DNS (the Domain Name System) maps names to IP addresses, which can cause major outages when it fails. Kubernetes v1.23+ uses CoreDNS by default to provide service discovery and name resolution for various microservices in your cluster. When you run Kubernetes in production, CoreDNS issues can cause your entire cluster to go down. Mitigate risks and ensure stability by using Prometheus and New Relic for proactive CoreDNS monitoring, troubleshooting, and issue resolution.
Key takeaways:
- CoreDNS, the default in Kubernetes v1.23+, demands vigilant monitoring to prevent major outages.
- Prometheus metrics, integrated with New Relic, offer a comprehensive solution for CoreDNS performance insights.
- Visualizing CoreDNS metrics helps assess request rates, cache efficiency, latency, and DNS errors.
- New Relic provides seamless integration, simplifying Prometheus data management with free account offerings.
CoreDNS exposes Prometheus metrics on port 9153 when you install the metrics plugin. If you're not familiar with Prometheus yet, check out How to monitor with Prometheus. Prometheus is a powerful open-source monitoring tool, but it can be difficult to scale and analyze your data. You can overcome those challenges by sending your Prometheus metrics to New Relic, and our CoreDNS quickstart makes it simple to monitor the performance of:
- Your overall system health
- CoreDNS latency
- CoreDNS error rates
CoreDNS: What it is and how it works
CoreDNS is an open-source, cloud-native Domain Name System (DNS) server that translates domain names into IP addresses. Essentially, it acts as a directory service for the internet by helping users locate and access websites through their assigned domain names.
It works by receiving DNS requests from clients and forwarding them to other DNS servers in order to resolve the requested domain name. It uses a customizable plugin-based architecture, allowing easy customization and integration with various systems and services.

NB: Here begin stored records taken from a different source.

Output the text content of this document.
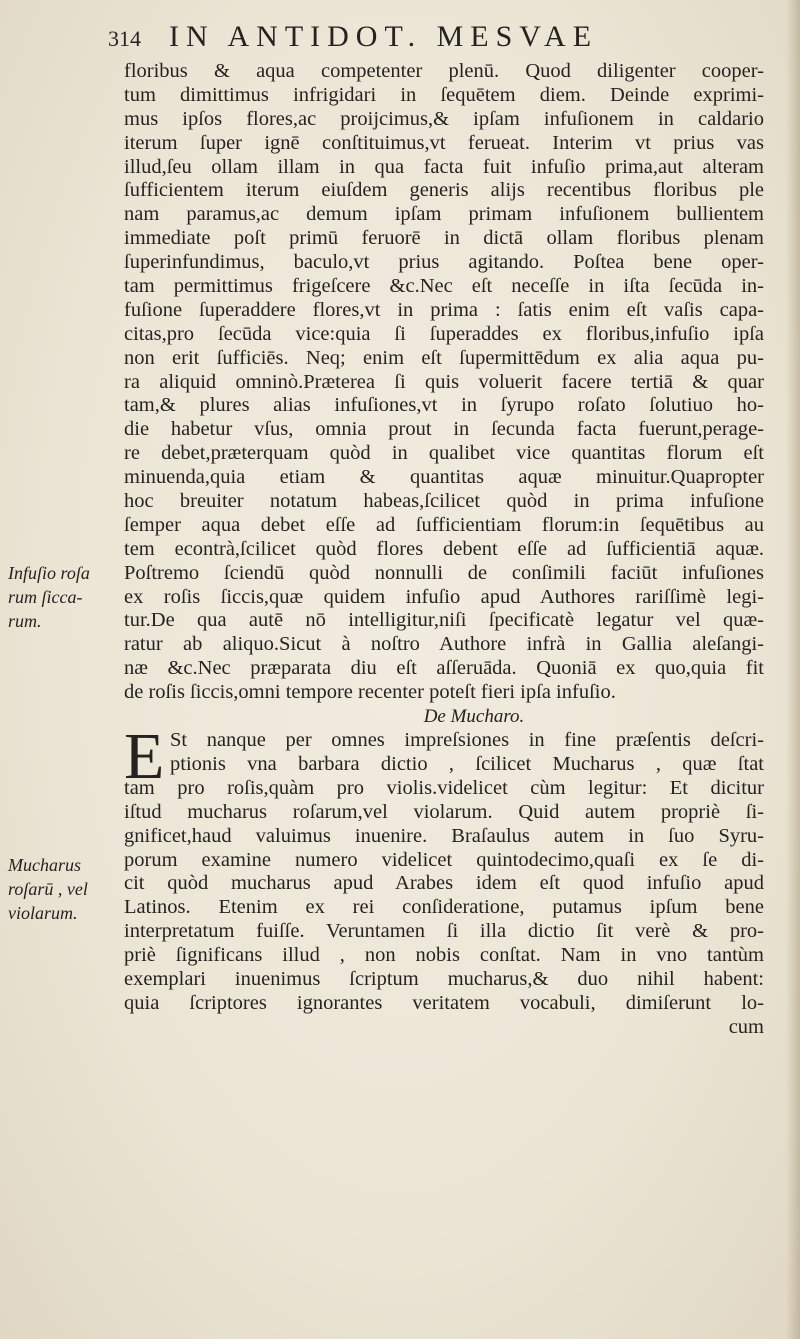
314 IN ANTIDOT. MESVAE
floribus & aqua competenter plenū. Quod diligenter cooper-
tum dimittimus infrigidari in ſequētem diem. Deinde exprimi-
mus ipſos flores,ac proijcimus,& ipſam infuſionem in caldario
iterum ſuper ignē conſtituimus,vt ferueat. Interim vt prius vas
illud,ſeu ollam illam in qua facta fuit infuſio prima,aut alteram
ſufficientem iterum eiuſdem generis alijs recentibus floribus ple
nam paramus,ac demum ipſam primam infuſionem bullientem
immediate poſt primū feruorē in dictā ollam floribus plenam
ſuperinfundimus, baculo,vt prius agitando. Poſtea bene oper-
tam permittimus frigeſcere &c.Nec eſt neceſſe in iſta ſecūda in-
fuſione ſuperaddere flores,vt in prima : ſatis enim eſt vaſis capa-
citas,pro ſecūda vice:quia ſi ſuperaddes ex floribus,infuſio ipſa
non erit ſufficiēs. Neq; enim eſt ſupermittēdum ex alia aqua pu-
ra aliquid omninò.Præterea ſi quis voluerit facere tertiā & quar
tam,& plures alias infuſiones,vt in ſyrupo roſato ſolutiuo ho-
die habetur vſus, omnia prout in ſecunda facta fuerunt,perage-
re debet,prӕterquam quòd in qualibet vice quantitas florum eſt
minuenda,quia etiam & quantitas aquӕ minuitur.Quapropter
hoc breuiter notatum habeas,ſcilicet quòd in prima infuſione
ſemper aqua debet eſſe ad ſufficientiam florum:in ſequētibus au
tem econtrà,ſcilicet quòd flores debent eſſe ad ſufficientiā aquӕ.
Poſtremo ſciendū quòd nonnulli de conſimili faciūt infuſiones
ex roſis ſiccis,quӕ quidem infuſio apud Authores rariſſimè legi-
tur.De qua autē nō intelligitur,niſi ſpecificatè legatur vel quӕ-
ratur ab aliquo.Sicut à noſtro Authore infrà in Gallia aleſangi-
nӕ &c.Nec prӕparata diu eſt aſſeruāda. Quoniā ex quo,quia fit
de roſis ſiccis,omni tempore recenter poteſt fieri ipſa infuſio.
De Mucharo.
E St nanque per omnes impreſsiones in fine prӕſentis deſcri-
ptionis vna barbara dictio , ſcilicet Mucharus , quӕ ſtat
tam pro roſis,quàm pro violis.videlicet cùm legitur: Et dicitur
iſtud mucharus roſarum,vel violarum. Quid autem propriè ſi-
gnificet,haud valuimus inuenire. Braſaulus autem in ſuo Syru-
porum examine numero videlicet quintodecimo,quaſi ex ſe di-
cit quòd mucharus apud Arabes idem eſt quod infuſio apud
Latinos. Etenim ex rei conſideratione, putamus ipſum bene
interpretatum fuiſſe. Veruntamen ſi illa dictio ſit verè & pro-
priè ſignificans illud , non nobis conſtat. Nam in vno tantùm
exemplari inuenimus ſcriptum mucharus,& duo nihil habent:
quia ſcriptores ignorantes veritatem vocabuli, dimiſerunt lo-
cum
Infuſio roſa
rum ſicca-
rum.
Mucharus
roſarū , vel
violarum.
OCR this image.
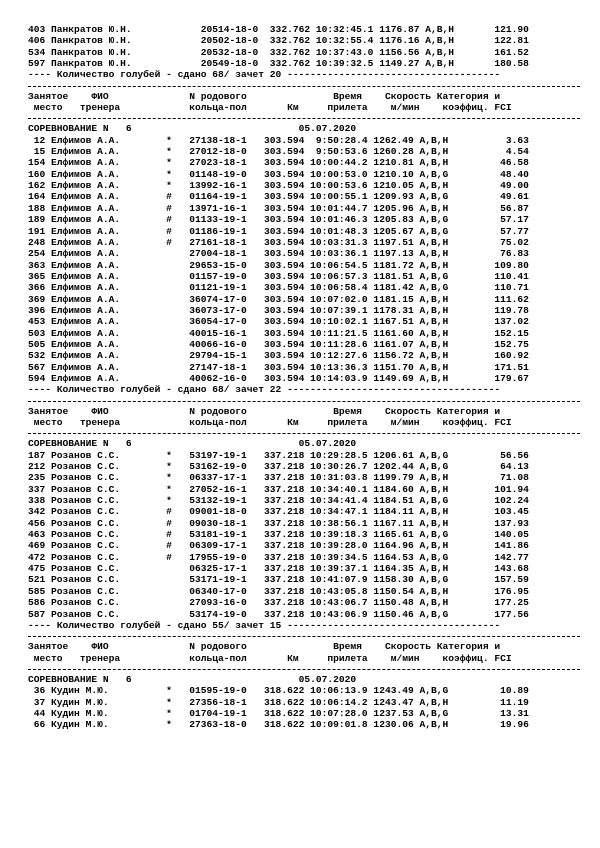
403 Панкратов Ю.Н.            20514-18-0  332.762 10:32:45.1 1176.87 A,B,H       121.90
406 Панкратов Ю.Н.            20502-18-0  332.762 10:32:55.4 1176.16 A,B,H       122.81
534 Панкратов Ю.Н.            20532-18-0  332.762 10:37:43.0 1156.56 A,B,H       161.52
597 Панкратов Ю.Н.            20549-18-0  332.762 10:39:32.5 1149.27 A,B,H       180.58
---- Количество голубей - сдано 68/ зачет 20 -------------------------------------
Занятое    ФИО              N родового               Время    Скорость Категория и
место   тренера            кольца-пол       Км     прилета    м/мин    коэффиц. FCI
СОРЕВНОВАНИЕ N   6	05.07.2020
12 Елфимов А.А.        *   27138-18-1   303.594  9:50:28.4 1262.49 A,B,H          3.63
15 Елфимов А.А.        *   27012-18-0   303.594  9:50:53.6 1260.28 A,B,H          4.54
154 Елфимов А.А.        *   27023-18-1   303.594 10:00:44.2 1210.81 A,B,H         46.58
160 Елфимов А.А.        *   01148-19-0   303.594 10:00:53.0 1210.10 A,B,G         48.40
162 Елфимов А.А.        *   13992-16-1   303.594 10:00:53.6 1210.05 A,B,H         49.00
164 Елфимов А.А.        #   01164-19-1   303.594 10:00:55.1 1209.93 A,B,G         49.61
188 Елфимов А.А.        #   13971-16-1   303.594 10:01:44.7 1205.96 A,B,H         56.87
189 Елфимов А.А.        #   01133-19-1   303.594 10:01:46.3 1205.83 A,B,G         57.17
191 Елфимов А.А.        #   01186-19-1   303.594 10:01:48.3 1205.67 A,B,G         57.77
248 Елфимов А.А.        #   27161-18-1   303.594 10:03:31.3 1197.51 A,B,H         75.02
254 Елфимов А.А.            27004-18-1   303.594 10:03:36.1 1197.13 A,B,H         76.83
363 Елфимов А.А.            29653-15-0   303.594 10:06:54.5 1181.72 A,B,H        109.80
365 Елфимов А.А.            01157-19-0   303.594 10:06:57.3 1181.51 A,B,G        110.41
366 Елфимов А.А.            01121-19-1   303.594 10:06:58.4 1181.42 A,B,G        110.71
369 Елфимов А.А.            36074-17-0   303.594 10:07:02.0 1181.15 A,B,H        111.62
396 Елфимов А.А.            36073-17-0   303.594 10:07:39.1 1178.31 A,B,H        119.78
453 Елфимов А.А.            36054-17-0   303.594 10:10:02.1 1167.51 A,B,H        137.02
503 Елфимов А.А.            40015-16-1   303.594 10:11:21.5 1161.60 A,B,H        152.15
505 Елфимов А.А.            40066-16-0   303.594 10:11:28.6 1161.07 A,B,H        152.75
532 Елфимов А.А.            29794-15-1   303.594 10:12:27.6 1156.72 A,B,H        160.92
567 Елфимов А.А.            27147-18-1   303.594 10:13:36.3 1151.70 A,B,H        171.51
594 Елфимов А.А.            40062-16-0   303.594 10:14:03.9 1149.69 A,B,H        179.67
---- Количество голубей - сдано 68/ зачет 22 -------------------------------------
Занятое    ФИО              N родового               Время    Скорость Категория и
место   тренера            кольца-пол       Км     прилета    м/мин    коэффиц. FCI
СОРЕВНОВАНИЕ N   6	05.07.2020
187 Розанов С.С.        *   53197-19-1   337.218 10:29:28.5 1206.61 A,B,G         56.56
212 Розанов С.С.        *   53162-19-0   337.218 10:30:26.7 1202.44 A,B,G         64.13
235 Розанов С.С.        *   06337-17-1   337.218 10:31:03.8 1199.79 A,B,H         71.08
337 Розанов С.С.        *   27052-16-1   337.218 10:34:40.1 1184.60 A,B,H        101.94
338 Розанов С.С.        *   53132-19-1   337.218 10:34:41.4 1184.51 A,B,G        102.24
342 Розанов С.С.        #   09001-18-0   337.218 10:34:47.1 1184.11 A,B,H        103.45
456 Розанов С.С.        #   09030-18-1   337.218 10:38:56.1 1167.11 A,B,H        137.93
463 Розанов С.С.        #   53181-19-1   337.218 10:39:18.3 1165.61 A,B,G        140.05
469 Розанов С.С.        #   06309-17-1   337.218 10:39:28.0 1164.96 A,B,H        141.86
472 Розанов С.С.        #   17955-19-0   337.218 10:39:34.5 1164.53 A,B,G        142.77
475 Розанов С.С.            06325-17-1   337.218 10:39:37.1 1164.35 A,B,H        143.68
521 Розанов С.С.            53171-19-1   337.218 10:41:07.9 1158.30 A,B,G        157.59
585 Розанов С.С.            06340-17-0   337.218 10:43:05.8 1150.54 A,B,H        176.95
586 Розанов С.С.            27093-16-0   337.218 10:43:06.7 1150.48 A,B,H        177.25
587 Розанов С.С.            53174-19-0   337.218 10:43:06.9 1150.46 A,B,G        177.56
---- Количество голубей - сдано 55/ зачет 15 -------------------------------------
Занятое    ФИО              N родового               Время    Скорость Категория и
место   тренера            кольца-пол       Км     прилета    м/мин    коэффиц. FCI
СОРЕВНОВАНИЕ N   6	05.07.2020
36 Кудин М.Ю.          *   01595-19-0   318.622 10:06:13.9 1243.49 A,B,G         10.89
37 Кудин М.Ю.          *   27356-18-1   318.622 10:06:14.2 1243.47 A,B,H         11.19
44 Кудин М.Ю.          *   01704-19-1   318.622 10:07:28.0 1237.53 A,B,G         13.31
66 Кудин М.Ю.          *   27363-18-0   318.622 10:09:01.8 1230.06 A,B,H         19.96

CoreDNS logs contain valuable information such as the source and destination IP addresses, requested domain names, time stamps, and response codes. By monitoring these logs, users can gain insights into their system's health and performance.
Main CoreDNS metrics
The main CoreDNS metrics to monitor include cache metrics, error metrics, go metrics, performance metrics, scaling and resource metrics, and throughput metrics.
Cache metrics
Cache metrics reveal the number of cache hits and misses, giving an indication of how often CoreDNS is able to find a requested domain name in its local cache. These metrics may include:
- Cache hits, measuring the number of times a DNS query was resolved by fetching the response from the cache.
- Cache misses, which occur when a DNS query is not found in the cache, requiring CoreDNS to forward the query to upstream DNS servers.

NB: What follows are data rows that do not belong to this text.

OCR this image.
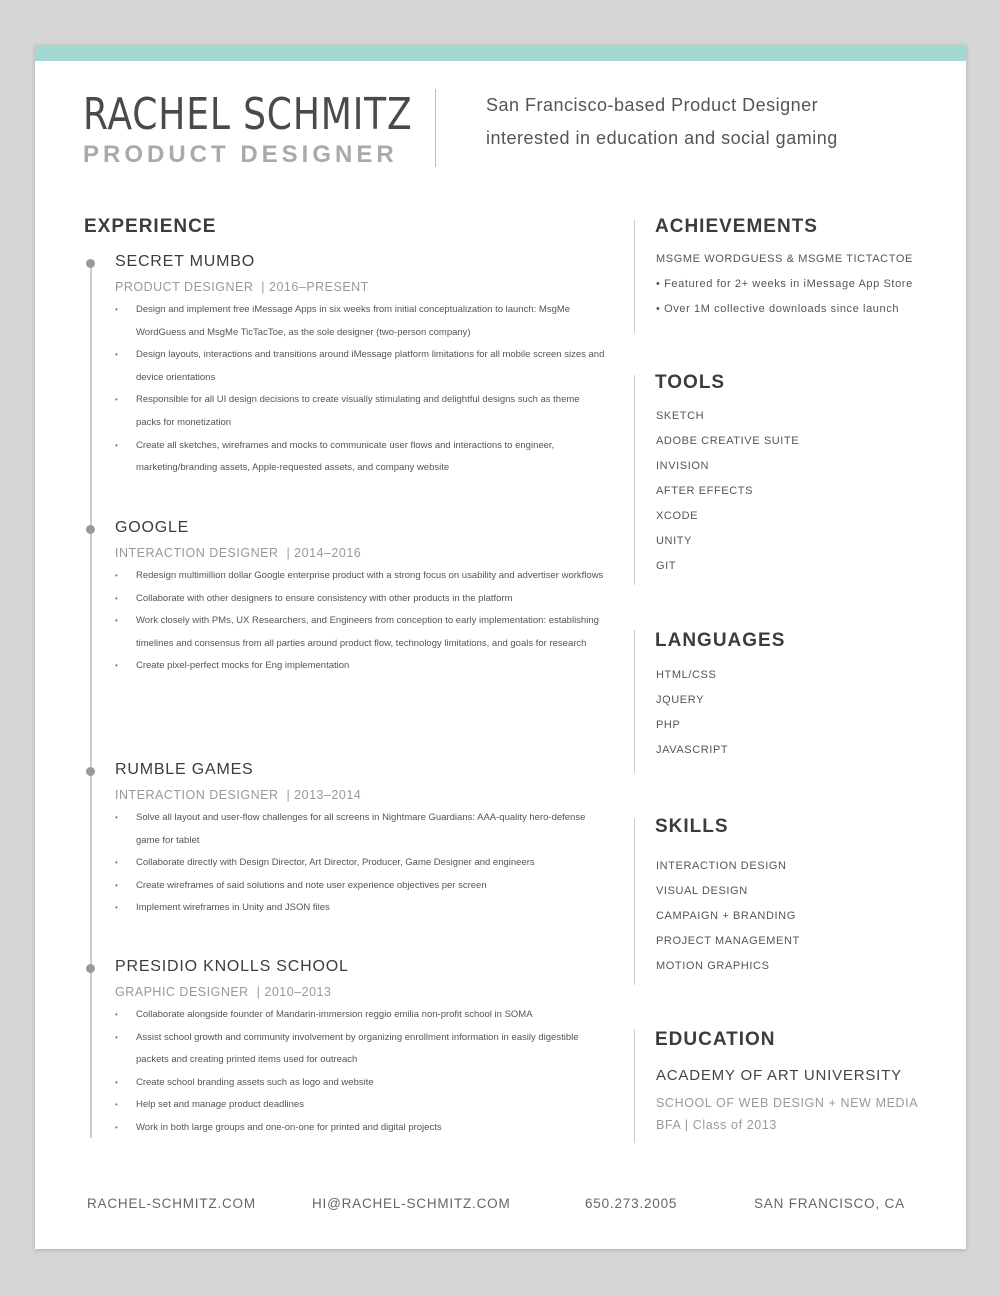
RACHEL SCHMITZ
PRODUCT DESIGNER
San Francisco-based Product Designer
interested in education and social gaming
EXPERIENCE
SECRET MUMBO
PRODUCT DESIGNER  | 2016–PRESENT
• Design and implement free iMessage Apps in six weeks from initial conceptualization to launch: MsgMe WordGuess and MsgMe TicTacToe, as the sole designer (two-person company)
• Design layouts, interactions and transitions around iMessage platform limitations for all mobile screen sizes and device orientations
• Responsible for all UI design decisions to create visually stimulating and delightful designs such as theme packs for monetization
• Create all sketches, wireframes and mocks to communicate user flows and interactions to engineer, marketing/branding assets, Apple-requested assets, and company website
GOOGLE
INTERACTION DESIGNER  | 2014–2016
• Redesign multimillion dollar Google enterprise product with a strong focus on usability and advertiser workflows
• Collaborate with other designers to ensure consistency with other products in the platform
• Work closely with PMs, UX Researchers, and Engineers from conception to early implementation: establishing timelines and consensus from all parties around product flow, technology limitations, and goals for research
• Create pixel-perfect mocks for Eng implementation
RUMBLE GAMES
INTERACTION DESIGNER  | 2013–2014
• Solve all layout and user-flow challenges for all screens in Nightmare Guardians: AAA-quality hero-defense game for tablet
• Collaborate directly with Design Director, Art Director, Producer, Game Designer and engineers
• Create wireframes of said solutions and note user experience objectives per screen
• Implement wireframes in Unity and JSON files
PRESIDIO KNOLLS SCHOOL
GRAPHIC DESIGNER  | 2010–2013
• Collaborate alongside founder of Mandarin-immersion reggio emilia non-profit school in SOMA
• Assist school growth and community involvement by organizing enrollment information in easily digestible packets and creating printed items used for outreach
• Create school branding assets such as logo and website
• Help set and manage product deadlines
• Work in both large groups and one-on-one for printed and digital projects
ACHIEVEMENTS
MSGME WORDGUESS & MSGME TICTACTOE
• Featured for 2+ weeks in iMessage App Store
• Over 1M collective downloads since launch
TOOLS
SKETCH
ADOBE CREATIVE SUITE
INVISION
AFTER EFFECTS
XCODE
UNITY
GIT
LANGUAGES
HTML/CSS
JQUERY
PHP
JAVASCRIPT
SKILLS
INTERACTION DESIGN
VISUAL DESIGN
CAMPAIGN + BRANDING
PROJECT MANAGEMENT
MOTION GRAPHICS
EDUCATION
ACADEMY OF ART UNIVERSITY
SCHOOL OF WEB DESIGN + NEW MEDIA
BFA | Class of 2013
RACHEL-SCHMITZ.COM	HI@RACHEL-SCHMITZ.COM	650.273.2005	SAN FRANCISCO, CA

- Cache evictions, which happen when the cache reaches its capacity. In this case, older or less frequently used entries may be evicted to make room for new entries.
Error metrics
Errors can occur in any system; monitoring them is crucial to identify and fix issues quickly. Common error metrics in CoreDNS include:
- "NXDOMAIN" (Non-Existent Domain), which indicates that the requested domain does not exist. High NXDOMAIN error rates may suggest misconfigured DNS entries or issues with DNS resolution.
- “SERVFAIL,” which occurs when a DNS server fails to provide a valid response due to server-side issues.
- “REFUSED,” which means that the DNS server refuses to answer a query. This can happen due to DNS server access restrictions or misconfigurations. Counting refused errors helps detect unauthorized access attempts.
We’ll talk more about CoreDNS errors later in this guide.
Go metrics
In CoreDNS within a Kubernetes cluster, "Go metrics" refer to metrics related to the Go programming language runtime environment. Go metrics provide insights into the internal workings of CoreDNS and may include:
- Go Goroutine count, which tracks the number of Goroutines (concurrent execution threads) in the CoreDNS process. An unusually high number of Goroutines can indicate concurrency issues or resource contention.
- Go garbage collection statistics provide information like the frequency of garbage collection cycles, the duration of each cycle, and the amount of memory reclaimed.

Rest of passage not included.